The opportunity for a new beginning
The opportunity for a new beginning



As former DUP leader Jeffrey Donaldson was mobbed by a media scrum outside Newry Courthouse following a first court hearing of shock sex crime charges dating back to 1985, DUP interim leader Gavin Robinson has been appealing for unionist unity. Unionism can use the current crisis to plan for the future, argues Brian Feeney (for the Irish News).


You might say there’s only a crisis in the DUP, and the DUP isn’t unionism. Fair enough, but with the DUP outpolling the UUP almost two-and-a-half to one, and by the same ratio in numbers of council and assembly seats, and the UUP holding no Westminster seats, it’s clear the DUP dominates unionism.

Unionism has always struggled to formulate, let alone express, a vision for its future. This failure has been particularly glaring since the IRA ceasefire, astonishingly described by the UUP’s Jim Molyneaux as “the most destabilising event since partition” and “the worst thing that has ever happened to us”.

What dim Jim was trying to articulate was that, in the face of the IRA campaign, unionism didn’t have to do anything to justify its existence or present a vision for its future: all unionists had to do was resist the republican insurgency and say no to everything except defeating the IRA.

With no IRA, unionism was bereft. With no enemy, no bogeyman, the search for something positive to say drew a blank and so it remains.

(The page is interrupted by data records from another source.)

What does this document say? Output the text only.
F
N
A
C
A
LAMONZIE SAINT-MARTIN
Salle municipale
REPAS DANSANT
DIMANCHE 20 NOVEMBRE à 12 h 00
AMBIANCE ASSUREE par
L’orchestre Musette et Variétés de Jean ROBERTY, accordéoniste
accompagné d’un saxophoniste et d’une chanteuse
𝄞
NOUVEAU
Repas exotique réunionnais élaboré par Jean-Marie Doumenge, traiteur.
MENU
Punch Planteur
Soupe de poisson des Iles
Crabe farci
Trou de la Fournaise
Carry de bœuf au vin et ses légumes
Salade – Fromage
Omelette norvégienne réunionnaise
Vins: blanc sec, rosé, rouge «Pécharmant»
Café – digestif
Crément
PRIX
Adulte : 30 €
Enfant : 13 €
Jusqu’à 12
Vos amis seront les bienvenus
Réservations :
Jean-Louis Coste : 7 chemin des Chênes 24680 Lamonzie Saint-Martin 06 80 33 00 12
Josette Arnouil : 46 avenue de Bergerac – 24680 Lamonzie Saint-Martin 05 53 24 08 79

Ask nationalists where they want to be in 10 years’ time and they’ll tell you in a reunified Ireland. Ask unionists and what will they say? In a diminishing minority in Stormont?

The central problem for unionists in devising a plan for the future is that since the 18th century, even before the Act of Union, the history of unionism has been one of decline. Even the very first novel examining the Anglo-Irish condition, Maria Edgeworth’s Castle Rackrent in 1800, recounted four generations of decline. In the past 50 years the speed of that decline has accelerated rapidly but unionism hasn’t come to terms with it or its inevitable consequences.

The signs of that unionist mindset changing are not promising. The first priority of the new DUP leader was to appeal for unionist unity, warning Jim Allister that his TUV/Reform intervention would hand Sinn Féin “a hat trick”: most seats in Stormont, most seats in councils and, next, most seats at Westminster.

Unionist unity is a chimera. Gavin Robinson must know that, but it’s traditional to ignore reality and summon the nostalgic faith that unionists will always outnumber nationalists.

However, here’s the thing. Should the impossible happen and unionists agree candidates, it has ceased to matter because the number of unionist voters is on the down escalator. Unionists are in a majority only in two counties.

There is only one direction of travel. Soon, perhaps after the 2027 assembly elections, by which time nationalists will be on their way to a second hat trick, the assembly will pass a resolution calling on the British and Irish governments to set out a plan for a reunification referendum. Will unionists have the numbers to constitute a petition of concern? It won’t matter of course because such a resolution can’t compel any action. Still, when it happens, and it will, the marker will have been set.

Ask nationalists where they want to be in 10 years’ time and they’ll tell you in a reunified Ireland. Ask unionists and what will they say?

Political unionism can sit tight, do nothing and watch as events unfold outside their control. Alternatively, the new DUP leader can seize the opportunity of a new beginning with what is in effect a new assembly (though it hung fire for two years) and articulate what he sees as the future aspiration of his party.

One of the problems of political unionism is that its leaders have always pretended that the future will be the same as the past. For that reason they have always set their face against change. Understandable, because for unionism change inevitably means decline, decline in numbers, decline in power and influence and that has been the case since the 19th century.

So far unionist leaders have never had the wit to explain this inevitability to their supporters and the consequent necessity to sit down and negotiate with the deck of cards they hold. Instead, they’ve foolishly relied on British governments to defend their corner or, worse, enlisted the help of British carpetbaggers and mavericks, the latest of whom have attached themselves to the Hiroo Onoda of unionist politics, as Peter Robinson described Jim Allister. (Onoda was the last Japanese soldier to emerge from the jungle after World War II).

A political leader should listen to the words of Kenny Rogers’ 1978 hit. You can only play the cards you’ve got, but it depends how you play them: “You’ve got to know when to hold ‘em; know when to fold ‘em.”